Sweetman R W, Cairo M S
Children's Hospital of Orange County, Orange, CA 92668, USA.
Transfus Med Rev. 1995 Jul;9(3):251-9. doi: 10.1016/s0887-7963(05)80113-0.
The future role of IVIG remains unclear. Many, but not all, studies indicate efficacy in the prevention of late-onset disease in premature infants. The role of type-specific IVIG is evolving and may hold promise for both prevention and treatment of neonatal sepsis. Granulocyte transfusions, as adjuvant therapy in neonatal sepsis, seem to be beneficial. However, the difficulty and expense of collection, as well as the advent of colony-stimulating factors, have shifted the focus away from their routine use. Colony-stimulating factors present varied and exciting potential uses, including modulating neonatal hematopoiesis. Current studies are primarily aimed at understanding their effects on neonatal hematopoiesis. Future studies will need to expand on this knowledge and examine what effects they have on treating or preventing neonatal sepsis.

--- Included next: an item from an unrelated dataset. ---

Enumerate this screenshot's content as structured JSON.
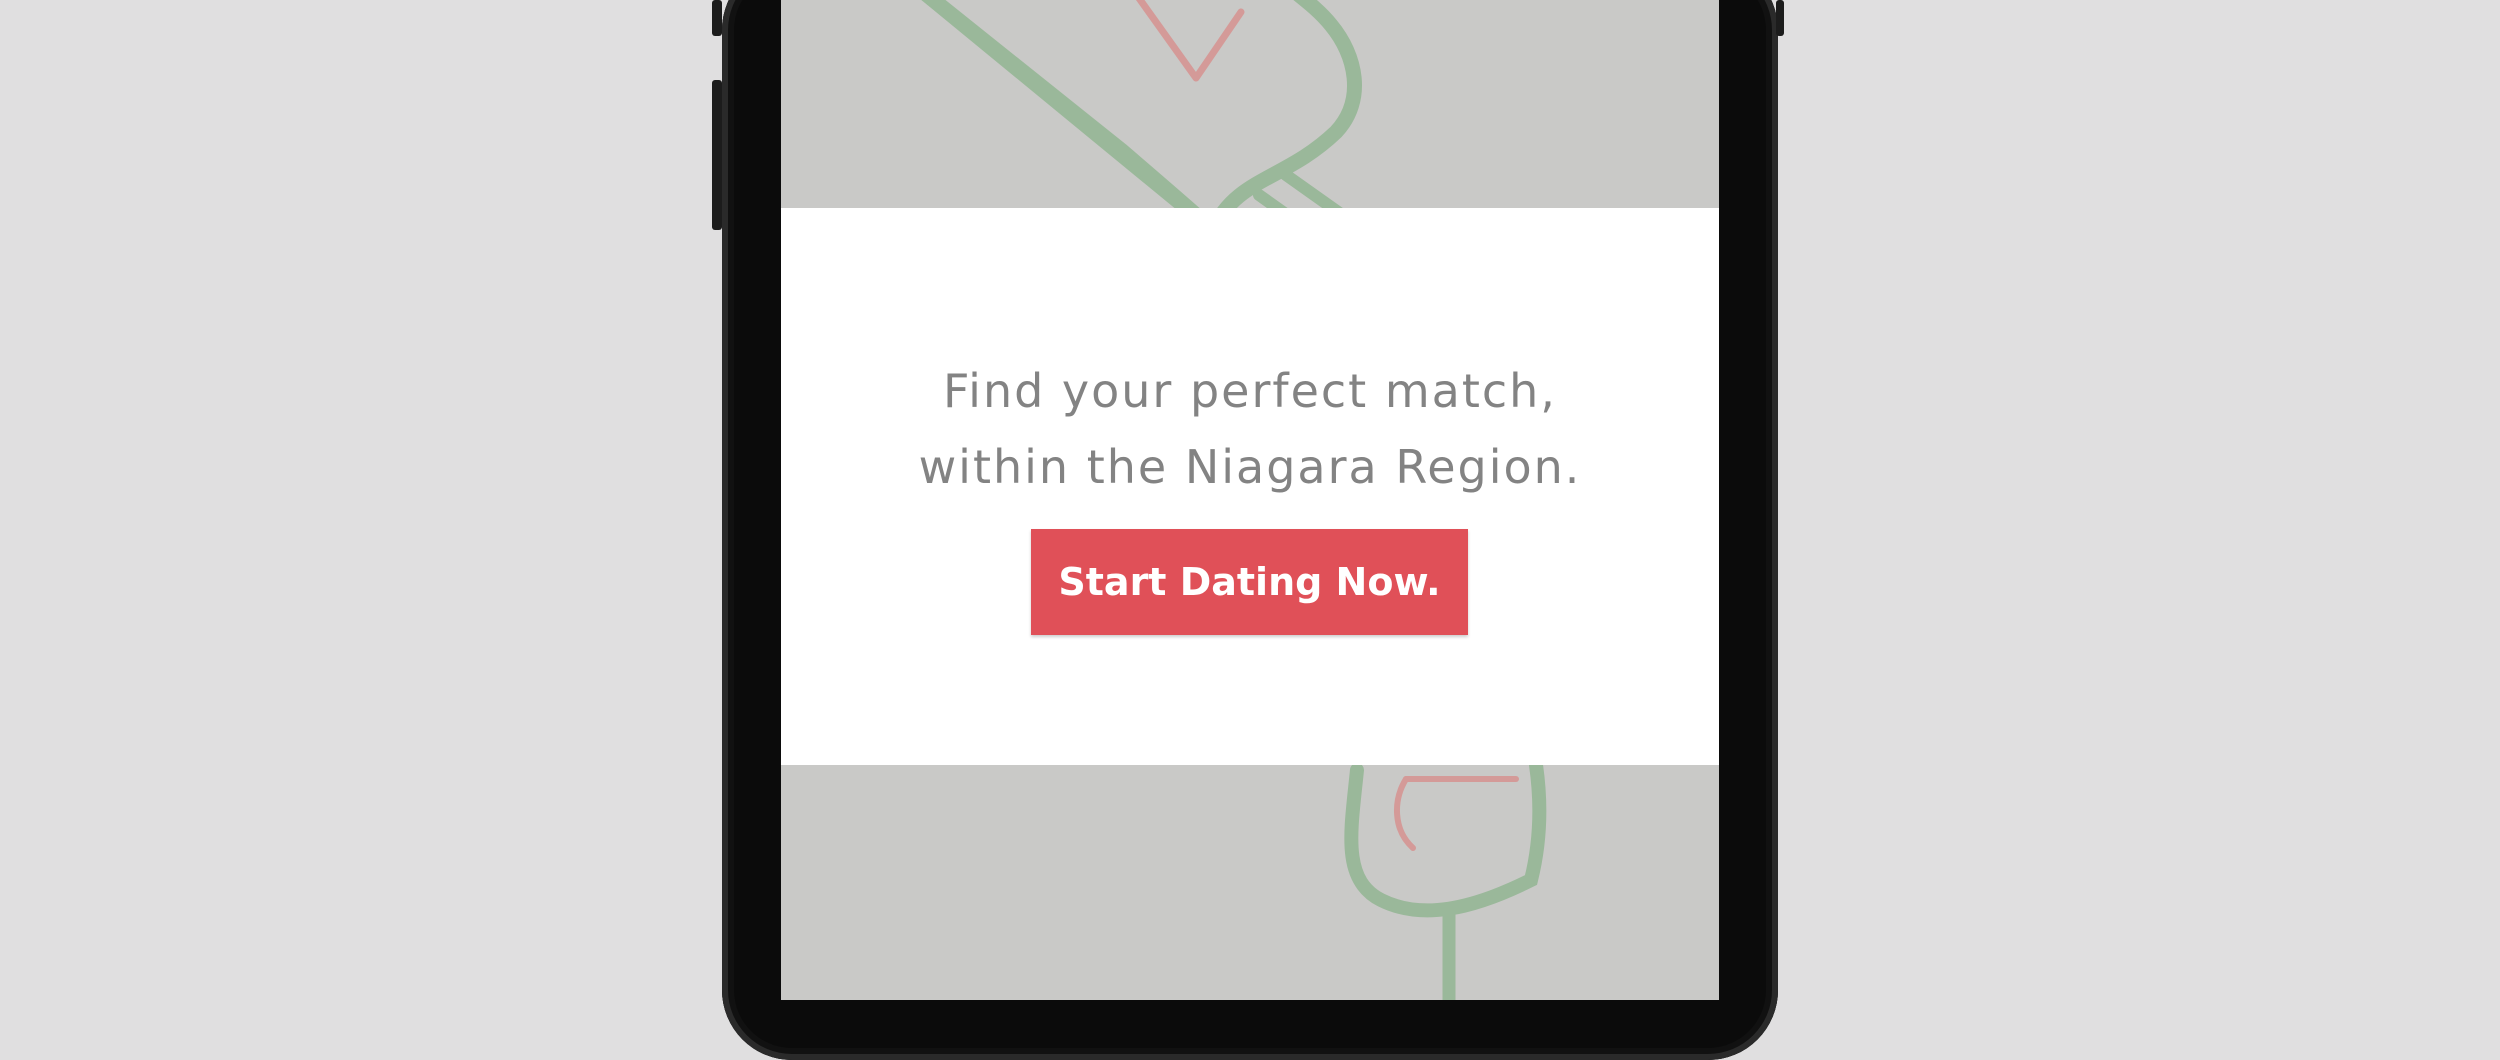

静脉注射免疫球蛋白(IVIG)的未来作用仍不明确。许多(但并非所有)研究表明其在预防早产儿晚发型疾病方面有效。特异性IVIG的作用正在不断演变,可能在预防和治疗新生儿败血症方面具有前景。粒细胞输注作为新生儿败血症的辅助治疗似乎有益。然而,采集的困难和费用,以及集落刺激因子的出现,已使人们不再将常规使用粒细胞输注作为重点。集落刺激因子具有多样且令人兴奋的潜在用途,包括调节新生儿造血。目前的研究主要旨在了解它们对新生儿造血的影响。未来的研究需要在此基础上进一步拓展,研究它们对治疗或预防新生儿败血症有何作用。